Review of God Loves Mommy & Me and God Loves Daddy & Me

This review is for two separate books: God Loves Mommy & Me and God Loves Daddy & Me, both written by Bonnie Ricker Jensen and illustrated by Laura Watkins.

Both books are sturdy board books that are not too big but not too small. The cover is thick padded cardboard and the pages are all cardboard as well. The illustrations for both are beautiful hand-drawn pictures which are sort of a cross between being cartoony and realistic.

God Loves Mommy & Me follows the adventures of a baby bunny and its mother, as the mother leads the bunny collecting flowers, kissing boo-boos, and splashing in the rain. The mother bunny provides encouragement sliding down a slide and forgiveness when the bunny drops something on the floor. The book goes to talk more about love as they play on a swing, hug each other, walk hand-in-hand, pray together, and tuck in for the night.

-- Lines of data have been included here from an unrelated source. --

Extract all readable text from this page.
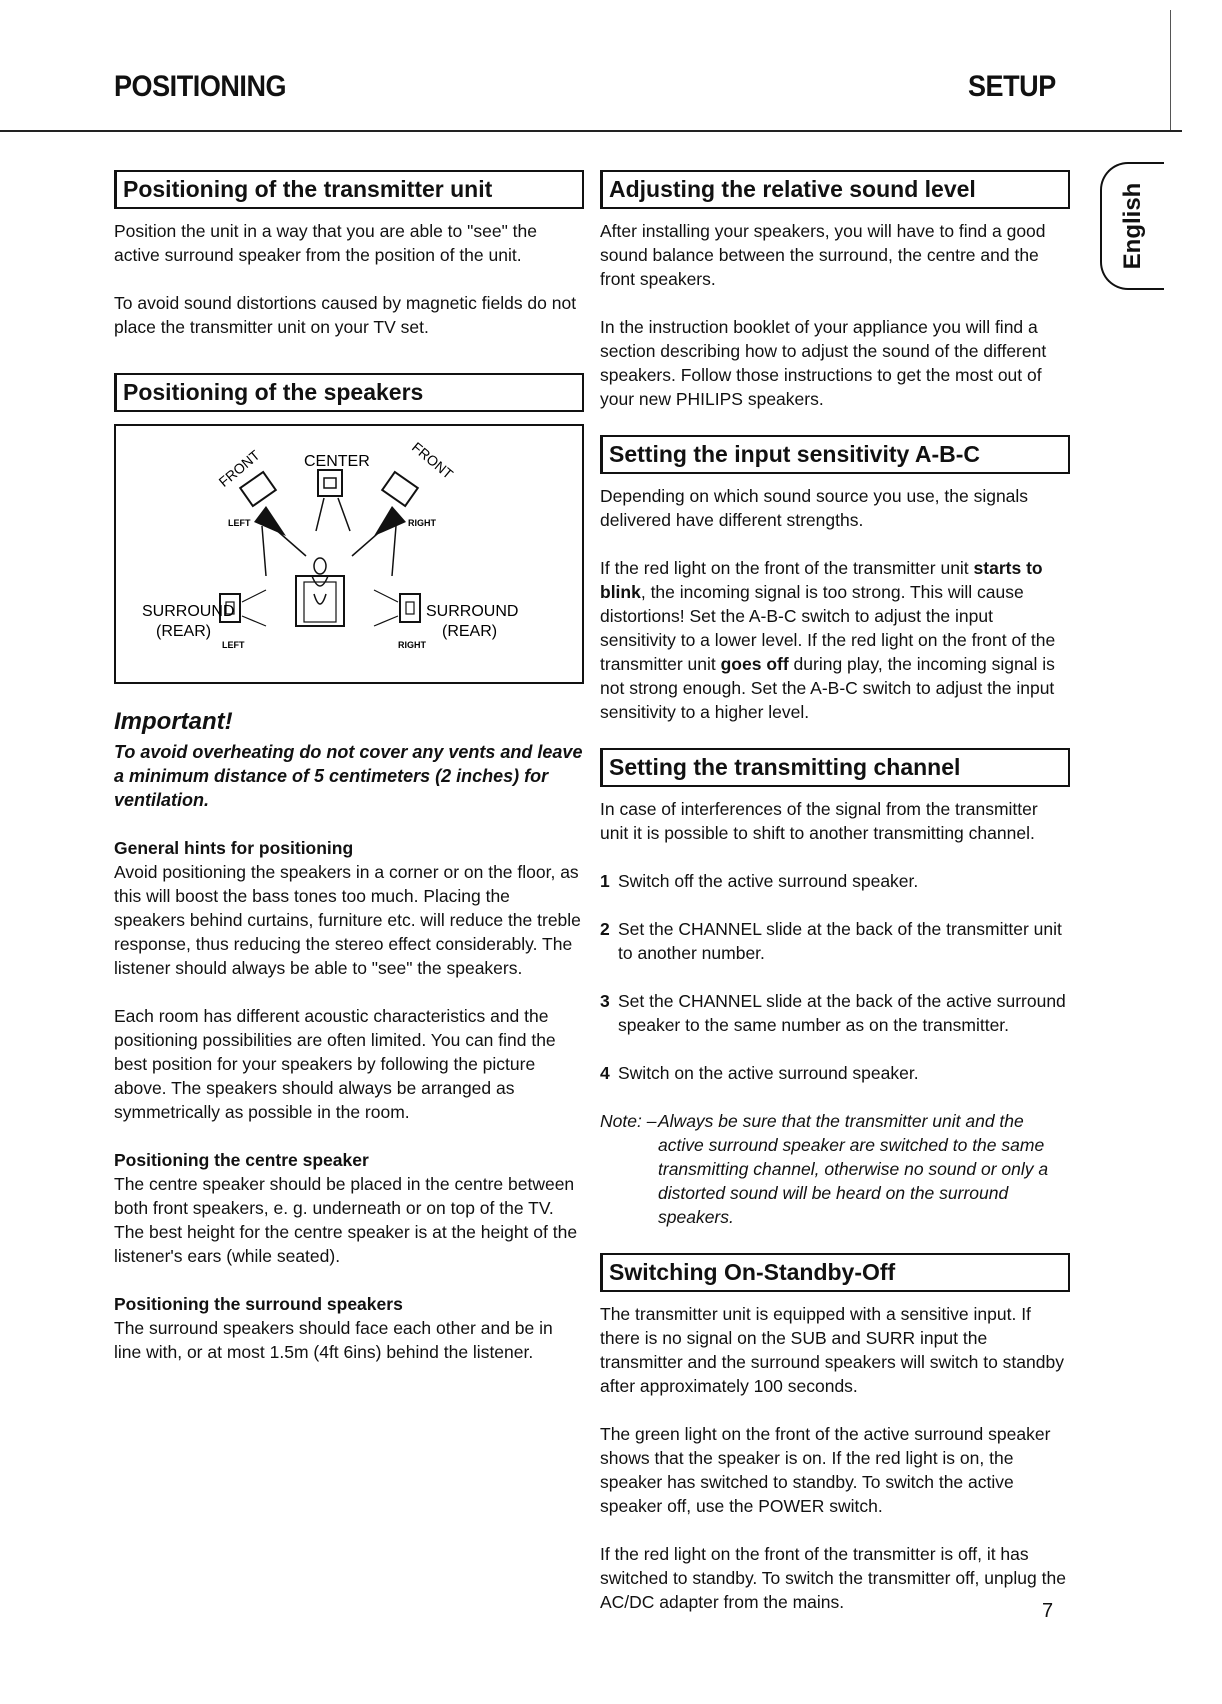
POSITIONING	SETUP
English
Positioning of the transmitter unit

Position the unit in a way that you are able to "see" the active surround speaker from the position of the unit.

To avoid sound distortions caused by magnetic fields do not place the transmitter unit on your TV set.

Positioning of the speakers
CENTER
FRONT	FRONT
LEFT	RIGHT
SURROUND
(REAR)
SURROUND
(REAR)
LEFT	RIGHT
Important!
To avoid overheating do not cover any vents and leave a minimum distance of 5 centimeters (2 inches) for ventilation.
General hints for positioning

Avoid positioning the speakers in a corner or on the floor, as this will boost the bass tones too much. Placing the speakers behind curtains, furniture etc. will reduce the treble response, thus reducing the stereo effect considerably. The listener should always be able to "see" the speakers.

Each room has different acoustic characteristics and the positioning possibilities are often limited. You can find the best position for your speakers by following the picture above. The speakers should always be arranged as symmetrically as possible in the room.

Positioning the centre speaker

The centre speaker should be placed in the centre between both front speakers, e. g. underneath or on top of the TV. The best height for the centre speaker is at the height of the listener's ears (while seated).

Positioning the surround speakers

The surround speakers should face each other and be in line with, or at most 1.5m (4ft 6ins) behind the listener.

Adjusting the relative sound level

After installing your speakers, you will have to find a good sound balance between the surround, the centre and the front speakers.

In the instruction booklet of your appliance you will find a section describing how to adjust the sound of the different speakers. Follow those instructions to get the most out of your new PHILIPS speakers.

Setting the input sensitivity A-B-C

Depending on which sound source you use, the signals delivered have different strengths.

If the red light on the front of the transmitter unit starts to blink, the incoming signal is too strong. This will cause distortions! Set the A-B-C switch to adjust the input sensitivity to a lower level. If the red light on the front of the transmitter unit goes off during play, the incoming signal is not strong enough. Set the A-B-C switch to adjust the input sensitivity to a higher level.

Setting the transmitting channel

In case of interferences of the signal from the transmitter unit it is possible to shift to another transmitting channel.

1 Switch off the active surround speaker.
2 Set the CHANNEL slide at the back of the transmitter unit to another number.
3 Set the CHANNEL slide at the back of the active surround speaker to the same number as on the transmitter.
4 Switch on the active surround speaker.
Note: – Always be sure that the transmitter unit and the active surround speaker are switched to the same transmitting channel, otherwise no sound or only a distorted sound will be heard on the surround speakers.
Switching On-Standby-Off

The transmitter unit is equipped with a sensitive input. If there is no signal on the SUB and SURR input the transmitter and the surround speakers will switch to standby after approximately 100 seconds.

The green light on the front of the active surround speaker shows that the speaker is on. If the red light is on, the speaker has switched to standby. To switch the active speaker off, use the POWER switch.

If the red light on the front of the transmitter is off, it has switched to standby. To switch the transmitter off, unplug the AC/DC adapter from the mains.	7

I love the message of the book, of course, but you need to set the proper expectations before reading it. I was expecting a story, but the book is really a bunch of vignettes without any real narrative. At first I was a little thrown off by this, but when I read it to my toddler not so much as a storybook as much as a book where we could look at each individual page together and talk about each page, pointing out details in each picture and making up a the back story of that particular page, it worked much better. Some of the rhymes are a bit forced, but overall I appreciated the sentiments.

God Loves Daddy & Me is a similar story of a baby and Daddy raccoon. Like the mommy book, the storyline is a bit nonexistent, as the father and baby raccoon jump seemingly randomly from boating outdoors to being inside at bedtime to raking the leaves in the fall. It repeats a lot of the same themes–praying together, hugging, forgiving, and more.

As a dad, I did appreciate that they decided to give “equal time” to Dad in the form of his own book. Too often Dad is relegated to the background in stories that focus on mommy. We live in a world where strong fathers are more needed than ever, and in a lot of ways this book can serve as much as a reminder to the dad as to the child of how important he is.

I’d give both books a solid 4 of 5 stars. Again, they’re not so strong as actual stories with plots to read through, but the illustrations are detailed enough that you and your little one can point out different objects and have a lot of fun with them. My little one was engaged, but not as engaged as she was with other books like those by PJ Lyons and Tim Warnes.